Calgary Herald

Adding fuel to burning fire

- RON CHARLES

A Burning

Megha Majumdar

Knopf

Megha Majumdar’s debut novel, A Burning, is aptly named. This story rages along, bright and scalding, illuminati­ng three intertwine­d lives in contempora­ry India. Majumdar, who was raised in West Bengal before attending Harvard University and moving to New York, captures the scope of a tumultuous society by attending to the hopes and fears of people living on the margins. The effect is transporti­ng, often thrilling, finally harrowing. It’s no wonder this novel was chosen for the Today show’s book club and leaped immediatel­y onto the bestseller list.

The story opens with horrific news: Terrorists have firebombed a train, trapping more than 100 people inside the cars as they burned. Facebook lights up with calls for justice, requests for donations and complaints about the ineffectiv­e police. Scrolling through these posts, a young sales clerk named Jivan jumps in with her own casual outrage.

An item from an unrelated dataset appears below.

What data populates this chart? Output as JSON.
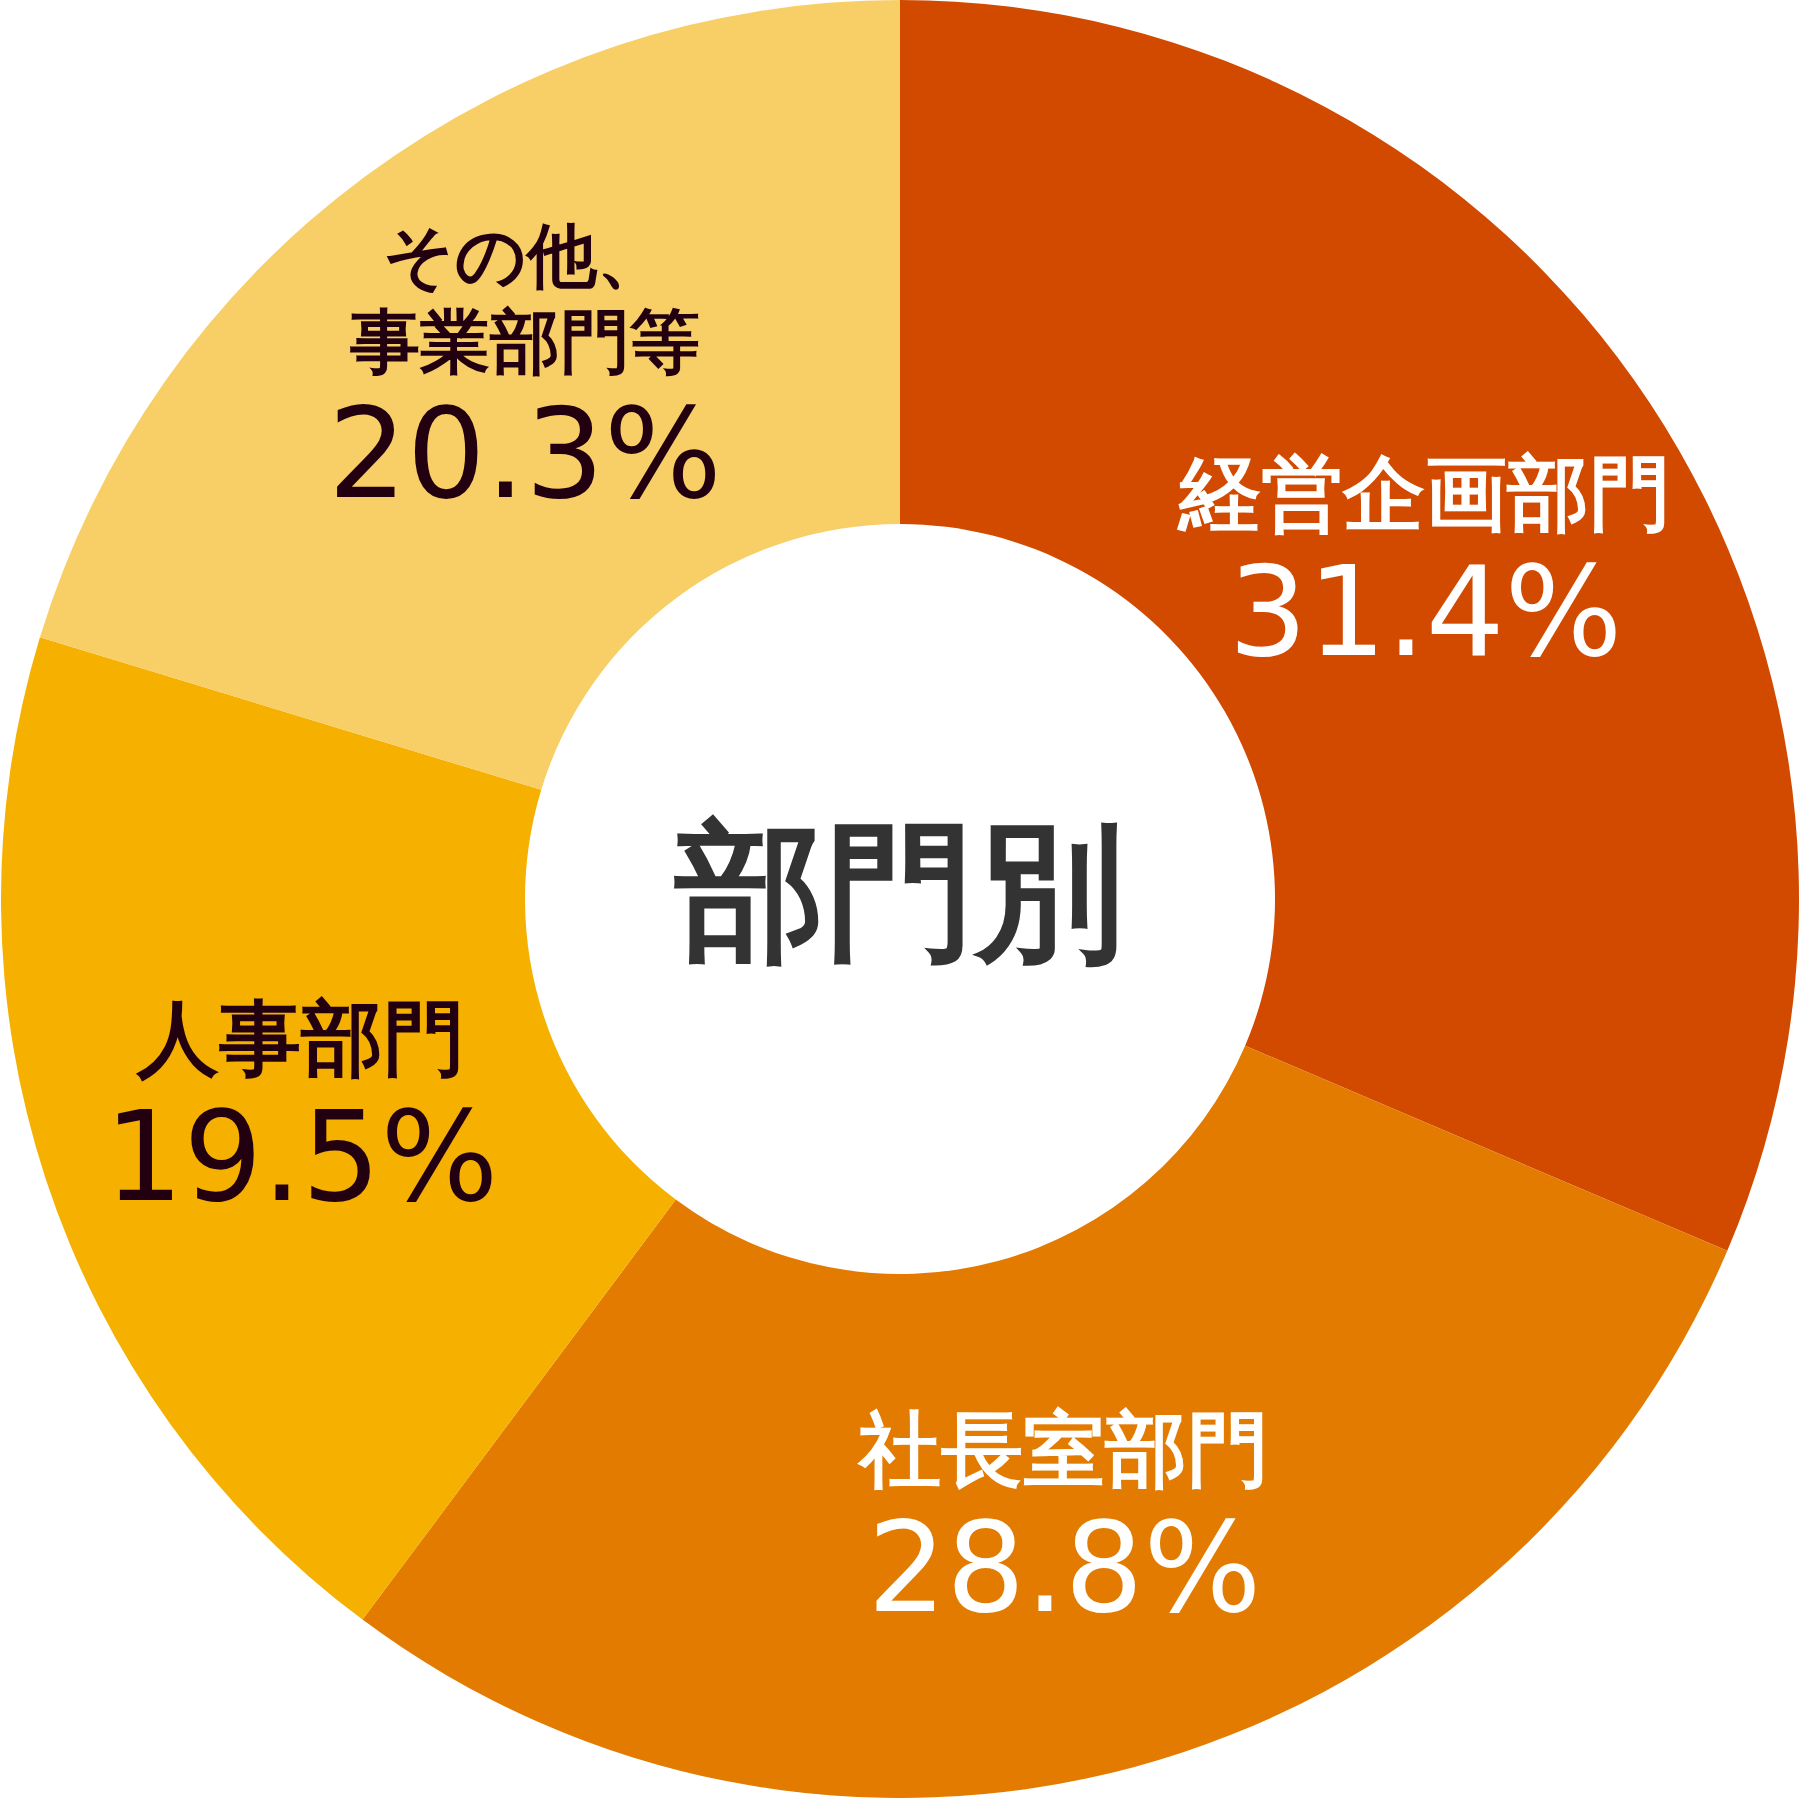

But when her message earns no “likes,” she comes up with something more provocativ­e: “If the police watched them die, doesn’t that mean,” she writes, “that the government is also a terrorist?”

With that one impulsive moment, Majumdar conveys the perils of social media. Jivan has fallen for the illusion of freedom that Facebook creates. Only later does Jivan realize, “I wrote a dangerous thing, a thing nobody like me should ever think, let alone write.”

Sure enough, a few nights later, police pound on her door and throw her into the back of a van. With a narrative style that feels like a cascade, Majumdar reveals that Jivan has been beaten into signing a confession and then arraigned for firebombin­g the train. Even as she professes her innocence, journalist­s begin spinning the pedestrian details of her life into a narrative of plotting against the state.

Interspers­ed between scenes of that nightmare are the stories of two other tangential­ly related characters, equally well drawn and compelling. Lovely is a hijra — part of an intersex community in South Asia that is both revered and reviled. As it happens, Lovely’s English tutor is Jivan. But Lovely knows Jivan didn’t bomb the train: Those weren’t explosives she was carrying; they were books for her. Although she’s eager to testify in her tutor’s defence, circumstan­ces will challenge Lovely’s virtue.

The fragility of moral courage is central to the third story of this novel. A man known as PT Sir is a teacher at Jivan’s old school. He’s not inherently evil, just desperate for the trappings of prestige. That hunger makes him a handy tool for a local politician who needs a servant willing to lie when necessary. And so, PT Sir slides into a morass of political corruption — all for the greater good, of course.

Majumdar’s outrage is matched only by her sympathy for ordinary people so deft in the practice of self-justificat­ion. The short, intense chapters of A Burning present a society riven with abuses of power but still devoted to the appearance of propriety. It’s a damning critique of a culture that generates constant upheaval but no systemic change.